Iraq to receive more COVID-19 vaccines from US supply

Iraqi health authorities receive the first delivery of Pfizer COVID-19 vaccines at Baghdad International Airport, April 11, 2021. (Photo: Iraqi Health Ministry)
Iraqi health authorities receive the first delivery of Pfizer COVID-19 vaccines at Baghdad International Airport, April 11, 2021. (Photo: Iraqi Health Ministry)

ERBIL (Kurdistan 24) – The government of Iraq will receive a portion of the remaining 55 million COVID-19 vaccines the United States has allocated to be shared globally, the White House said Monday.

US President Joe Biden has pledged to share 80 million doses from the American stockpile by the end of June. Twenty-five million doses have already been allocated, and the administration said Monday that 25 percent of the remaining 55 million, or around 14 million doses, would soon be shared "with regional priorities and other recipients," including Iraq. 

The White House did not say what portion of the 14 million doses would go to Iraq or specify a timeline for delivery, saying, “we will move as expeditiously as possible, while abiding by US and host country regulatory and legal requirements, to facilitate the safe and secure transport of vaccines across international borders.” The Kurdistan Region typically receives 10-15 percent of the jabs delivered to Iraq.

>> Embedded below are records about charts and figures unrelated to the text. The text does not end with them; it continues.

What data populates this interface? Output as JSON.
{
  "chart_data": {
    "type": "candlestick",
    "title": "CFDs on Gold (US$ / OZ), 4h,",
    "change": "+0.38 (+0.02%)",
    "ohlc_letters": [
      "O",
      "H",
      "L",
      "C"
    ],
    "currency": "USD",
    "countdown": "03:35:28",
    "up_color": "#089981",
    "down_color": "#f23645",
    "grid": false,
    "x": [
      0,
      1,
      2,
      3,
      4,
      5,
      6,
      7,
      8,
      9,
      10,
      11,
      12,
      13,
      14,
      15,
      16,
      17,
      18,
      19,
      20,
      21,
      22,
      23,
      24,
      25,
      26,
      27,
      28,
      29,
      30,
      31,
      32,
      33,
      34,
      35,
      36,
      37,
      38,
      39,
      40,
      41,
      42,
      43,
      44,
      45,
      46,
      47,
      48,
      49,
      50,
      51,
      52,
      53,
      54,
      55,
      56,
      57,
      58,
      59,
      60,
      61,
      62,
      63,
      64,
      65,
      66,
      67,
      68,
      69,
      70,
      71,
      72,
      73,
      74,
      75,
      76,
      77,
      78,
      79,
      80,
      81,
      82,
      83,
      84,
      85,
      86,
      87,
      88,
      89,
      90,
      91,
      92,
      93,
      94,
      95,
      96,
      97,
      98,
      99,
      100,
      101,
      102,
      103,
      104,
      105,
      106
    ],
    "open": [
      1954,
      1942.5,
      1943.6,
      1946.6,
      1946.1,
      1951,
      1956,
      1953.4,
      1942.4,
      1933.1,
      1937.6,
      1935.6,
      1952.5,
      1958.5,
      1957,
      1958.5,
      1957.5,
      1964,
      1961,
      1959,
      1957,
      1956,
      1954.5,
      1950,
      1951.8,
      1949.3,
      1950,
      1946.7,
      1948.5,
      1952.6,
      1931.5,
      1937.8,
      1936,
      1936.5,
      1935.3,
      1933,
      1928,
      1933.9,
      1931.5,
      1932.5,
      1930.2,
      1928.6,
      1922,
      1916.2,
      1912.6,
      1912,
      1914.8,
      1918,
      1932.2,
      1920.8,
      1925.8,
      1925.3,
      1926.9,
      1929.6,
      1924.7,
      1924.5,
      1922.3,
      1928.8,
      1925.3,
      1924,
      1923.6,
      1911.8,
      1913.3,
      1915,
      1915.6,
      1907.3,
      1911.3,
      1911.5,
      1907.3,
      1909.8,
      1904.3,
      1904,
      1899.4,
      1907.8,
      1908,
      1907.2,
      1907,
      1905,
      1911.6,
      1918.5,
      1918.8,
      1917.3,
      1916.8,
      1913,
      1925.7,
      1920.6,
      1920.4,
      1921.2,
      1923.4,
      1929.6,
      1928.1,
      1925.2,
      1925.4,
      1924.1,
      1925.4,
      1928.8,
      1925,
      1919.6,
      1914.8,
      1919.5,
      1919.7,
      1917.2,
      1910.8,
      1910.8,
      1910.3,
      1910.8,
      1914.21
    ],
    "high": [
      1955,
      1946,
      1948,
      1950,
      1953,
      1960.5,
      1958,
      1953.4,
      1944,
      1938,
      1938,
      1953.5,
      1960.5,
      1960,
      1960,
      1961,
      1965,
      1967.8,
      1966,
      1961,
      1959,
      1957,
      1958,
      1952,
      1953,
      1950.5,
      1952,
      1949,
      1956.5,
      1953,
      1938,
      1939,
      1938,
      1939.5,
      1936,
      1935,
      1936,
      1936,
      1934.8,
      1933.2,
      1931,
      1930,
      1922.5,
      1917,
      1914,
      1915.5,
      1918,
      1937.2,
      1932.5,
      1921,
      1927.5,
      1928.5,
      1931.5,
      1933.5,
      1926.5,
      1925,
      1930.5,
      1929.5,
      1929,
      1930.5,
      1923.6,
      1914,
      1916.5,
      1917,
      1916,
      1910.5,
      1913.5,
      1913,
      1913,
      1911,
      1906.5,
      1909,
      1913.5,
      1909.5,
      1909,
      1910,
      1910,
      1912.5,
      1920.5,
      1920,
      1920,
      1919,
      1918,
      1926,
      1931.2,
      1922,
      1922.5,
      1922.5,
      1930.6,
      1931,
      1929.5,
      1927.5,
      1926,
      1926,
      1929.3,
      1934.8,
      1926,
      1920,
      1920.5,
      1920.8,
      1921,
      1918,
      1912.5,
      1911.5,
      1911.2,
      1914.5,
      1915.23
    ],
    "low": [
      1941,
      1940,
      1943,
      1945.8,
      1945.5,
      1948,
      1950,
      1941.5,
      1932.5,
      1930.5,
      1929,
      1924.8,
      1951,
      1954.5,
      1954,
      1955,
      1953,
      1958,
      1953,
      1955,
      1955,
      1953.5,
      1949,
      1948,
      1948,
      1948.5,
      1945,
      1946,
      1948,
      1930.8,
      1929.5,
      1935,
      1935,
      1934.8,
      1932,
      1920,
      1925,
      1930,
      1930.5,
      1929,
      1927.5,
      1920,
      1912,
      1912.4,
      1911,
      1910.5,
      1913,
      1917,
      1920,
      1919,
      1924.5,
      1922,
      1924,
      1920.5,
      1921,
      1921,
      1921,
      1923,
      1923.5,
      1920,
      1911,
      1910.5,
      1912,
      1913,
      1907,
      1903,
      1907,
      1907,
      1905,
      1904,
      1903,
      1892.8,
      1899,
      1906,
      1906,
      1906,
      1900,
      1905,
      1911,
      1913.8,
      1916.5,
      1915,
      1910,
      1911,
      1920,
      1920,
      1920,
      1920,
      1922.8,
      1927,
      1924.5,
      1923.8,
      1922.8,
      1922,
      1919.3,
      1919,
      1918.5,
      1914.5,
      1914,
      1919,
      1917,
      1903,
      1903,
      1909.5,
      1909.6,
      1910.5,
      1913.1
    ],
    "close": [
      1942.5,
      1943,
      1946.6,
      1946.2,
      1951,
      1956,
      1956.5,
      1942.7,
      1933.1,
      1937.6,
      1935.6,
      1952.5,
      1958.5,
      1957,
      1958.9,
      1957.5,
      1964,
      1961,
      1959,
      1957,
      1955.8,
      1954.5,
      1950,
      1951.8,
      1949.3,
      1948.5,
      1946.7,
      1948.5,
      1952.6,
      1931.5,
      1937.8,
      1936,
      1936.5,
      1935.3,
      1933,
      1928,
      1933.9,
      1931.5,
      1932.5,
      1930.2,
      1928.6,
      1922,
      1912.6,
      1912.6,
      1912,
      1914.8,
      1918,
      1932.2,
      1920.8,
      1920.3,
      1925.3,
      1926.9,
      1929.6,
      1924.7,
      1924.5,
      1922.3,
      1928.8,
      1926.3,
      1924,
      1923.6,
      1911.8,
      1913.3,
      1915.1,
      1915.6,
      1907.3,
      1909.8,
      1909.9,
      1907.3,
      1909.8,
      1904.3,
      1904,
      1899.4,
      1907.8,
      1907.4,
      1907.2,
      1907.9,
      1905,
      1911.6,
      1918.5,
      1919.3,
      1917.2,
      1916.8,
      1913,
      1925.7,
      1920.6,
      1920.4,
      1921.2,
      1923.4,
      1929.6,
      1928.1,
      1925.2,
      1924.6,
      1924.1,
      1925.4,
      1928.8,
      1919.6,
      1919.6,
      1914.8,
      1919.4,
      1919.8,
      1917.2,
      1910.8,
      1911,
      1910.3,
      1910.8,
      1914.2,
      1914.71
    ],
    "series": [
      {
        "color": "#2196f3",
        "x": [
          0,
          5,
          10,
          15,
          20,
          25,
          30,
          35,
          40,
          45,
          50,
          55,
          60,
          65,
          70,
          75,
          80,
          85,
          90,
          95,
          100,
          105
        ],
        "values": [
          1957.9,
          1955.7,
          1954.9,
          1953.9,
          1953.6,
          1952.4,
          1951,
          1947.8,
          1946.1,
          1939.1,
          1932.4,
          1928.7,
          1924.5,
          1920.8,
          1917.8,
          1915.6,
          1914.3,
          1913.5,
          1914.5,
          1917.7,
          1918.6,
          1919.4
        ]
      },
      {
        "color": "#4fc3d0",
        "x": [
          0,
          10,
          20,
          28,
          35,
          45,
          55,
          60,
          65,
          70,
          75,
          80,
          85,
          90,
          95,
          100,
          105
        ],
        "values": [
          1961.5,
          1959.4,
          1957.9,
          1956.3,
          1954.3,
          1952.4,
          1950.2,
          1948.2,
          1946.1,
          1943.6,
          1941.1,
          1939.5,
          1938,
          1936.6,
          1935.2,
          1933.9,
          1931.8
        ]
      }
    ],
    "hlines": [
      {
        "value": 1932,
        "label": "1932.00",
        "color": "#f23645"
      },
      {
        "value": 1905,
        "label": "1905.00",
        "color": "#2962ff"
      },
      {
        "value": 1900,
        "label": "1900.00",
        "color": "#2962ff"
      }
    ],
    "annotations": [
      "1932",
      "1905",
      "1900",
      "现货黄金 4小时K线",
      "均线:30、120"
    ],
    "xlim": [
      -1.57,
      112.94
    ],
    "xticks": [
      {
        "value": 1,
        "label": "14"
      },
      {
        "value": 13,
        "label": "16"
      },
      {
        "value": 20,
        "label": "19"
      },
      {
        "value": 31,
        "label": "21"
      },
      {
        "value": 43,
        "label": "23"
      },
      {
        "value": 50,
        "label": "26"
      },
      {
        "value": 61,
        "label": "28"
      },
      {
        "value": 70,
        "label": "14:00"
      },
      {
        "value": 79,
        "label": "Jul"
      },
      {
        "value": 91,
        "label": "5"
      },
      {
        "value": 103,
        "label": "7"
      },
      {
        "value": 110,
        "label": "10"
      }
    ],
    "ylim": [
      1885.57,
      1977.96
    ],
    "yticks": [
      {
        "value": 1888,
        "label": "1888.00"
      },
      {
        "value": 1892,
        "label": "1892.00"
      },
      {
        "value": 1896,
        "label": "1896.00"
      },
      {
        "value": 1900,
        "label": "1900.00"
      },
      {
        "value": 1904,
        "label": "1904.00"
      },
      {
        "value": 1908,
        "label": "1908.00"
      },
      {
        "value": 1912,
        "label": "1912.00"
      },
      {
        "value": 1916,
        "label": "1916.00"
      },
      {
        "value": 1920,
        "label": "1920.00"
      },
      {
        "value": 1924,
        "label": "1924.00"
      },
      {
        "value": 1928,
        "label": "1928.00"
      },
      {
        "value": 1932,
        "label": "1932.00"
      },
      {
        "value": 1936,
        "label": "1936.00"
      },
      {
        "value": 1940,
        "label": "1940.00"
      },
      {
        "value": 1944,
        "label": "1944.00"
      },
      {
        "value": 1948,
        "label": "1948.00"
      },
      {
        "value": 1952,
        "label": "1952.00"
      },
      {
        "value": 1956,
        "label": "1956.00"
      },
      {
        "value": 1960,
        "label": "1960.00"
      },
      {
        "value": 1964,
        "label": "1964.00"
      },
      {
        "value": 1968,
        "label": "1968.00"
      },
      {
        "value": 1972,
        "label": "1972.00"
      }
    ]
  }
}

Iraq was among the countries sharing approximately 6 million vaccine doses from the first tranche, which the US administration said had begun shipping. Seventy-five percent of the 80 million doses will be allocated to the UN’s Covax scheme to provide vaccines to low- and middle-income countries, of which Iraq is a beneficiary. 

The 80 million doses are separate from the 1 billion Pfizer-BioNTech coronavirus jabs that the US, UK, and other top economic powers pledged at this month’s G-7 meeting. 

Iraq has so far fully vaccinated only about 0.7 percent of its population, or 257,000 people, according to the UK-based Global Change Data Lab’s Our World in Data project. Iraqis have been reluctant to take up the jab amid misinformation and rumors about side effects, among other factors.  

In the autonomous Kurdistan Region, an initially slow rollout was spurred by the arrival of the Pfizer vaccine in early April. The region’s health ministry said last week that more than 200,000 people had received their first dose of the Pfizer, Oxford-AstraZeneca, or Sinopharm vaccines, the three available. Healthcare workers began administering second doses in mid-May.

Iraq and its Kurdish region have planned to vaccinate “20 to 30 percent” of the population by the end of 2021, according to Dr. Dashti Bustani, a member of Iraq’s anti-COVID-19 Board.